A common problem is selecting a topic that is far too ambitious for the allotted time.   Remember that you have only a few weeks to finish the design, development and testing of your project. Be careful not to select a topic that is unrealistically large.  This can lead to frustration as well as errors caused by “cutting corners” and hurrying through the implementation.  Discuss with your supervisor the scale of what you are planning.  If he or she thinks it may be too large, consider implementing the project in stages, each complete in itself.  When stage I is working move on to stage II.  If you do not finish stage II, however, you still have a functioning system.

The “Do It Tomorrow” Problem:


The project weeks alloted for completion sounds like a long time, but it goes by quickly.  You need an implementation schedule that allocates reasonable amounts of work throughout the entire semester. Then you must stick to that schedule.  Don’t be tempted to postpone work on the project because your due date seems so far off.  All that happens is that during the final few weeks you rush madly to get something working, and project implemented in a rush rarely works correctly!

The “Sleeping Member” Problem:


In the ideal world, all team members have equal ability, equal interest in the problem, and work equally hard.  In the real world that may not happen.  You may have one (or more) team members who do not carry their share of the workload, not because of a lack of ability, but rather lack of interest or motivation.  This is a serious problem because, although part of your marks is based on each individual’s effort, another part is based on successfully finishing the project.  A non-contributing team member can slow down or prevent completion of the work.  If you have a teammate who is not doing his or her share of the work, talk to them and stress the importance of everyone doing their job.  If this does not solve the problem then talk to your supervisor.  Don’t let the failure of others prevent you from completing the work and receiving good marks.

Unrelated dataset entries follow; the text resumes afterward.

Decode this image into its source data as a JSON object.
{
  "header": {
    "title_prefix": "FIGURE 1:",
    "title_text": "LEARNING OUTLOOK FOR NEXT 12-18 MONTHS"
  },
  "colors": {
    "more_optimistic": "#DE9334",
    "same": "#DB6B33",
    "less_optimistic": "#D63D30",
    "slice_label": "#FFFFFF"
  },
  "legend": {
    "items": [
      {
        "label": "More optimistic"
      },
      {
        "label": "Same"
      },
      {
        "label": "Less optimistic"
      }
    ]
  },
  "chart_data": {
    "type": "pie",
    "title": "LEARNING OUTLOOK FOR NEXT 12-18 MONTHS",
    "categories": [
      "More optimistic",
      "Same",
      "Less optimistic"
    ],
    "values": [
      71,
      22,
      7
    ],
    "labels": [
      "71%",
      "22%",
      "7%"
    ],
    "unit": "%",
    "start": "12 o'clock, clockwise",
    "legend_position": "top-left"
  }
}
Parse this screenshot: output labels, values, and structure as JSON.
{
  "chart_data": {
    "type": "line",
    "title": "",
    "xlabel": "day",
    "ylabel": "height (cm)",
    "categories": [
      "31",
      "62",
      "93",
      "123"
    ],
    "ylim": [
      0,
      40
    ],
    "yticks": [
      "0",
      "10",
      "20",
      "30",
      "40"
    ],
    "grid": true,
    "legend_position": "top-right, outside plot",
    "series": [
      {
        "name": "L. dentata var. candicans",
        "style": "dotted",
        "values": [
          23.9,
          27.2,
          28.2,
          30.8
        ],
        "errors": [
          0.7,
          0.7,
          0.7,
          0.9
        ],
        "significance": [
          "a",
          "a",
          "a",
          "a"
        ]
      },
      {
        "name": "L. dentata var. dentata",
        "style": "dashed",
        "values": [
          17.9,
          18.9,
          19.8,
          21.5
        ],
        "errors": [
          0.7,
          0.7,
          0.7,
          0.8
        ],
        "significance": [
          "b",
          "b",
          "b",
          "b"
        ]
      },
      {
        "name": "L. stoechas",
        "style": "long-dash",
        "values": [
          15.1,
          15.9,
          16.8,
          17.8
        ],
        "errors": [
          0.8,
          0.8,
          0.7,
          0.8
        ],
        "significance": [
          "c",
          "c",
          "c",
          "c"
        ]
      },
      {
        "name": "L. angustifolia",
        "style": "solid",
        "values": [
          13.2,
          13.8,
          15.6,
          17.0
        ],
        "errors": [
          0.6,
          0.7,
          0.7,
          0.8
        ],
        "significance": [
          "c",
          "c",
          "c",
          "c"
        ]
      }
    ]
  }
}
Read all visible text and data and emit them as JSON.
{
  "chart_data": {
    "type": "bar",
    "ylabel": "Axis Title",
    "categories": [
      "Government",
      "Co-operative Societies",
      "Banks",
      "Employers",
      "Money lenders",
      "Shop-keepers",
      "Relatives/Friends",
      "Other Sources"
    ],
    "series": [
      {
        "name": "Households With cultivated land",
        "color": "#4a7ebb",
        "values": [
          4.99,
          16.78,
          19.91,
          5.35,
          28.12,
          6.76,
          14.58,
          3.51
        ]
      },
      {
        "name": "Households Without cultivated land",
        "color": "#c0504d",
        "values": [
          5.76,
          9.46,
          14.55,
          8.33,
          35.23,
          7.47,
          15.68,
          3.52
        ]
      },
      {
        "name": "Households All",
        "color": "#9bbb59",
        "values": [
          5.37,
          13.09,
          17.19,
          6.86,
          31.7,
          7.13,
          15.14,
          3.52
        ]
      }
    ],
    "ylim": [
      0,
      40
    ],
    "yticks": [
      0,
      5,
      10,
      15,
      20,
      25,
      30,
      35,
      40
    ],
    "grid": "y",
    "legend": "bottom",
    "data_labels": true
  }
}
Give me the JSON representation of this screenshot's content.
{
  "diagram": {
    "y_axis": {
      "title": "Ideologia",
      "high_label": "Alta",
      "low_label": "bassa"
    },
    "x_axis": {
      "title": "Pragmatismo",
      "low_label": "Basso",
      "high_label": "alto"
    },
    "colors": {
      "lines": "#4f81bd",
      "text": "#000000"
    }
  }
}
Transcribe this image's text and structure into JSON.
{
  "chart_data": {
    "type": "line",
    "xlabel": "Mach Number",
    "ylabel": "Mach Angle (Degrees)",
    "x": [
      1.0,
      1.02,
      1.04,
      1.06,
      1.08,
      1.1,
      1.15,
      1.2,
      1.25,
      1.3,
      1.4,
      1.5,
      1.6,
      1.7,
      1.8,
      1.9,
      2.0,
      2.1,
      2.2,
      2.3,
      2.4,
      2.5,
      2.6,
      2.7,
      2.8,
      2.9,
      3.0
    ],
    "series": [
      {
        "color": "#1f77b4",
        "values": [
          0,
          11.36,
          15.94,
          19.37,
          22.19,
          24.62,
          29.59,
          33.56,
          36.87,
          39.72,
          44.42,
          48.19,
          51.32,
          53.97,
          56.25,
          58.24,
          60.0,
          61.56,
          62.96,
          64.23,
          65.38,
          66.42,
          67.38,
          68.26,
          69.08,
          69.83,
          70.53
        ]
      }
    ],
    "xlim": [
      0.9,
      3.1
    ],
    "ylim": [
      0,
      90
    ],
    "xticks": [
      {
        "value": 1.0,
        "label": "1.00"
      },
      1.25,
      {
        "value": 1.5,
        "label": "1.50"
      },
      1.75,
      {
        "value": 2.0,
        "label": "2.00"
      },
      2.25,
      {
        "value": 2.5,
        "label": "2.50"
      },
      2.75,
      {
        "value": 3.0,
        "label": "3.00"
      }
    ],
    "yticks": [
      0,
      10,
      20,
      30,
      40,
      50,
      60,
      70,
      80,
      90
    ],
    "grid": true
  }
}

The “Poop Out At the End” Problem:

You have worked hard for many weeks to complete the project. You have spent many late nights and chased down hundreds of bugs, but it is now working, so are you done?  Absolutely not!  The project evaluation is not based only on the programs you develop but also on your written reports and oral presentations.  Even though you may be “burned out” from implementation, remember there is still work to do. Don’t produce a poorly witten paper or give a poorly organized presentation.  That will negate much of your good work. Put in the time needed to prepare both a well written, high-quality final report and a well organized, polished presentation. A good job on these last steps will insure that you receive the marks that fairly represents the work you have done.